Person specification
For information
- Candidates must hold a minimum of an upper Second Class UK Honours degree or international equivalent in a relevant science or engineering discipline.
- Candidates must meet the School's minimum English Language requirement.
- Candidates will be expected to comply with the University's policies and practices of equality, diversity and inclusion.
Essential
Applicants will be required to evidence the following skills and qualifications.
- You must be capable of performing at a very high level.
- You must have a self-driven interest in uncovering and solving unknown problems and be able to work hard and creatively without constant supervision.
Desirable
Applicants will be required to evidence the following skills and qualifications.

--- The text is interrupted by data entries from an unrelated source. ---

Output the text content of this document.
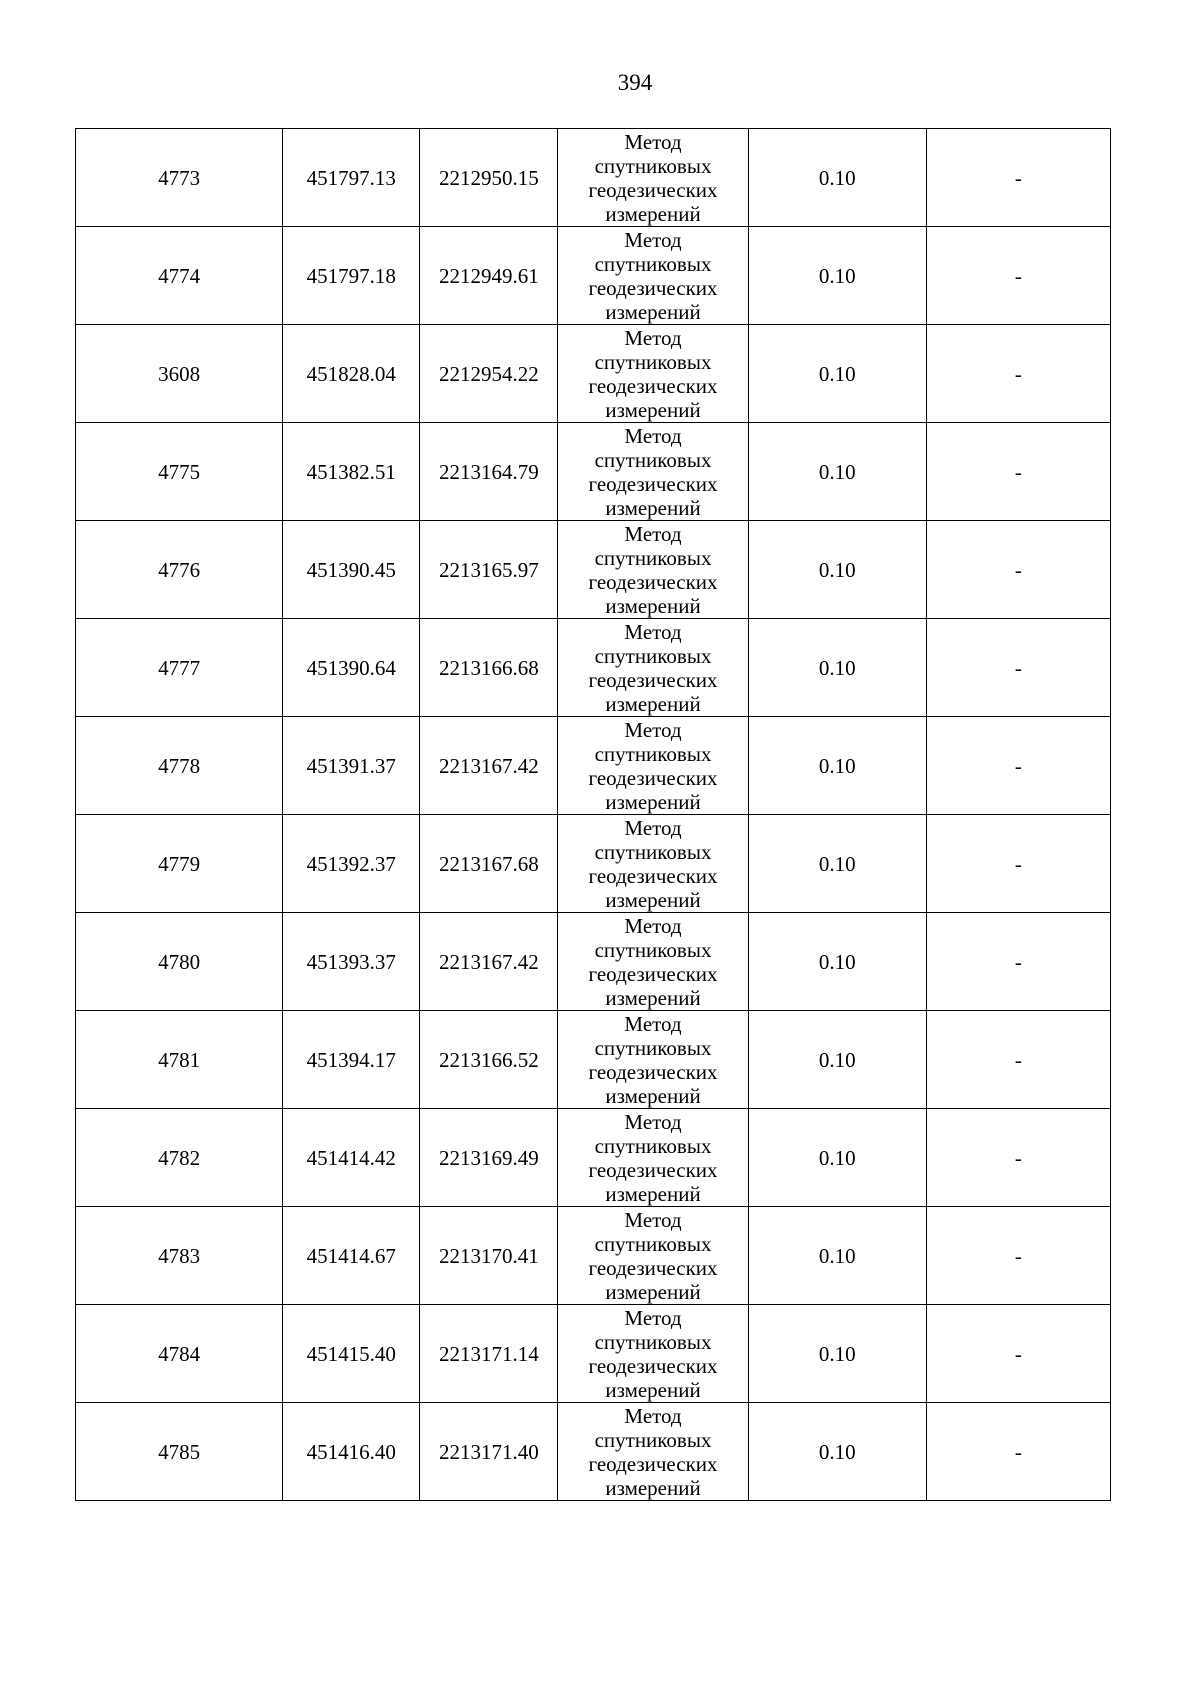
394
4773	451797.13	2212950.15	Метод
спутниковых
геодезических
измерений	0.10	-
4774	451797.18	2212949.61	Метод
спутниковых
геодезических
измерений	0.10	-
3608	451828.04	2212954.22	Метод
спутниковых
геодезических
измерений	0.10	-
4775	451382.51	2213164.79	Метод
спутниковых
геодезических
измерений	0.10	-
4776	451390.45	2213165.97	Метод
спутниковых
геодезических
измерений	0.10	-
4777	451390.64	2213166.68	Метод
спутниковых
геодезических
измерений	0.10	-
4778	451391.37	2213167.42	Метод
спутниковых
геодезических
измерений	0.10	-
4779	451392.37	2213167.68	Метод
спутниковых
геодезических
измерений	0.10	-
4780	451393.37	2213167.42	Метод
спутниковых
геодезических
измерений	0.10	-
4781	451394.17	2213166.52	Метод
спутниковых
геодезических
измерений	0.10	-
4782	451414.42	2213169.49	Метод
спутниковых
геодезических
измерений	0.10	-
4783	451414.67	2213170.41	Метод
спутниковых
геодезических
измерений	0.10	-
4784	451415.40	2213171.14	Метод
спутниковых
геодезических
измерений	0.10	-
4785	451416.40	2213171.40	Метод
спутниковых
геодезических
измерений	0.10	-
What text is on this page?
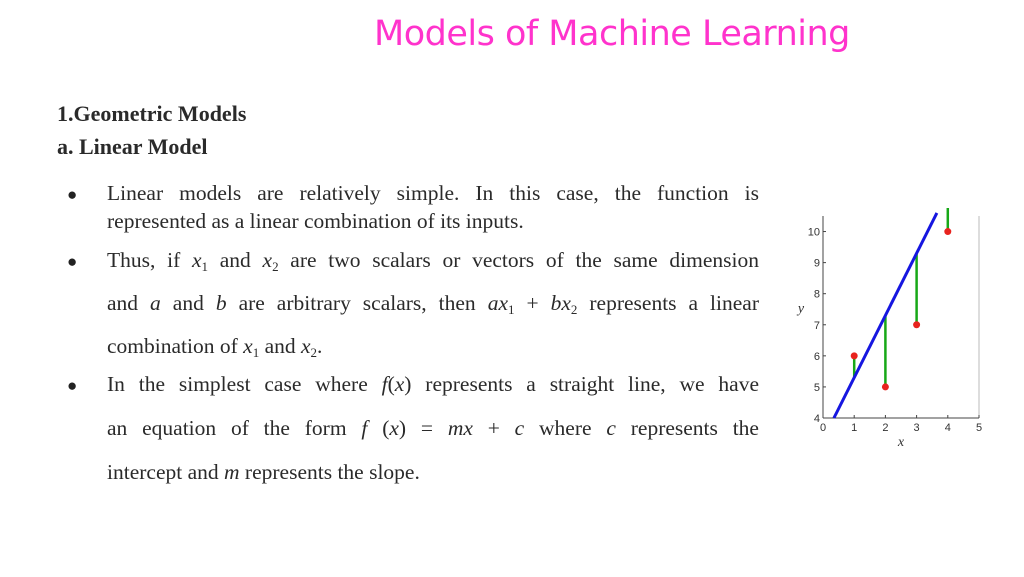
Models of Machine Learning
1.Geometric Models
a. Linear Model
● Linear models are relatively simple. In this case, the function is
represented as a linear combination of its inputs.
● Thus, if $x_1$ and $x_2$ are two scalars or vectors of the same dimension
and a and b are arbitrary scalars, then $ax_1 + bx_2$ represents a linear
combination of $x_1$ and $x_2$.
● In the simplest case where f(x) represents a straight line, we have
an equation of the form f (x) = mx + c where c represents the
intercept and m represents the slope.
0 1 2 3 4 5
4
5
6
7
8
9
10
x
y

- You will have good time management.
- You will possess determination (which is often more important than qualifications) although you'll need a good amount of both.
General
Applicants will be required to address the following.
- Comment on your transcript/predicted degree marks, outlining both strong and weak points.
- Discuss your final year Undergraduate project work - and if appropriate your MSc project work.
- How well does your previous study prepare you for undertaking Postgraduate Research?
- Why do you believe you are suitable for doing Postgraduate Research?